We in the "western" world, particularly the US, have a fondness for reminding people - particularly each other - of what our freedoms are.
At a party: "Mind if I use your bathroom?" "Feel free."
Discussion the mass media: Freedom of speech.
At a nudist colony: Free yourself.
More seriously, the concept of "freedom" has become so ingrained in our collective thought processes that I think a lot of us don't actually know what it means anymore. We have "freedom to do" things and "freedom from" things happening to us.
In the US we are largely inclined to lean toward the "freedom to do" freedoms; freedom to carry a gun (I want a bazooka); freedom to worship as we want (Pastafarianism); freedom to print what we want (Tidwick). And so forth.
Sometimes these freedoms become strangely ingrained in our psyche to the point we might not be able to explain them.
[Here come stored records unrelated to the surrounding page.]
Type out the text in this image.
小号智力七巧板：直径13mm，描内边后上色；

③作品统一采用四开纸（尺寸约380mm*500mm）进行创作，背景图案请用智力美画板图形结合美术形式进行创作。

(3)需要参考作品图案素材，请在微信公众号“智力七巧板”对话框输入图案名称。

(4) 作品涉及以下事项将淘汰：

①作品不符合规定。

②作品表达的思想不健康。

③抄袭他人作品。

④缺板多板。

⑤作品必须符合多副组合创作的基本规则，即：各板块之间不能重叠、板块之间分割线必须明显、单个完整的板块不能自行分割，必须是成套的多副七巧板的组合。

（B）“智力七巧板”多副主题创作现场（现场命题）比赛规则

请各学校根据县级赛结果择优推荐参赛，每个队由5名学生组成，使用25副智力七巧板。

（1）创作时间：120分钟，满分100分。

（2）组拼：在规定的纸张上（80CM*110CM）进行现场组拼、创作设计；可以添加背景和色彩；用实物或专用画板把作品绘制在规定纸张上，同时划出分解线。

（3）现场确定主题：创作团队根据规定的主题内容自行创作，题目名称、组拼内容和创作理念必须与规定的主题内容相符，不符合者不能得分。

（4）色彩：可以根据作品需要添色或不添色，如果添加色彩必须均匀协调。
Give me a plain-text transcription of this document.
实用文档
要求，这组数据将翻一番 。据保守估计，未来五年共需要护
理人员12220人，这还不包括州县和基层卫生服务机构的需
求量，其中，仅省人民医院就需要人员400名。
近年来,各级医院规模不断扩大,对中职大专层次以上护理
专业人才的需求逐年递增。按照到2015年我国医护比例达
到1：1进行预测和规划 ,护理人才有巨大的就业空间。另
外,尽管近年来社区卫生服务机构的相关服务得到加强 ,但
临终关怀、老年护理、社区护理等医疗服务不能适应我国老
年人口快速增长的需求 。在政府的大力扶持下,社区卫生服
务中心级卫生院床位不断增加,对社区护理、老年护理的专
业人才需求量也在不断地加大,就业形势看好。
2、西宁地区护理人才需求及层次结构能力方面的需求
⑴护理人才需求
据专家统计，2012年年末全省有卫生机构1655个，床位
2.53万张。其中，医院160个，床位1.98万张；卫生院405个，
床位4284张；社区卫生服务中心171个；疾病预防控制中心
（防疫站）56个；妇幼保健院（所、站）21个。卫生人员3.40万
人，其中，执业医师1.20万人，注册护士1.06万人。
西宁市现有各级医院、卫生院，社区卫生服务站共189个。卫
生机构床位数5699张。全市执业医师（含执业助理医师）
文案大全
I am, for instance, free to carry a loaded and cocked assault rifle into a restaurant, but I cannot carry a knife into a convention centre or walk around main street nude.
We confuse freedoms with rights, and rights with freedoms. Some of our rights we need to purchase; I'm "free" to own a dog, but only if I buy a licence. I need to buy a licence to buy a firearm (I still want a bazooka), which is a constitutionally afforded "right," but I do not need to pay anything to be able to vote, another constitutionally afforded "right."
My father and I used to have heavy discussions about freedoms and conflicting freedoms. He would either be confused or feign confusion when people became upset over his world views. His indignation stemmed from the argument of "I am free to say what I want." Sure! But the consequence may be that people are disgusted with you. Further, other people are free to ignore you. The freedom "to do" something doesn't wash your hands of the consequences; in some cases it just may mean that you're free to fill your life with such dumbfuckery that nothing good ever comes of it at all.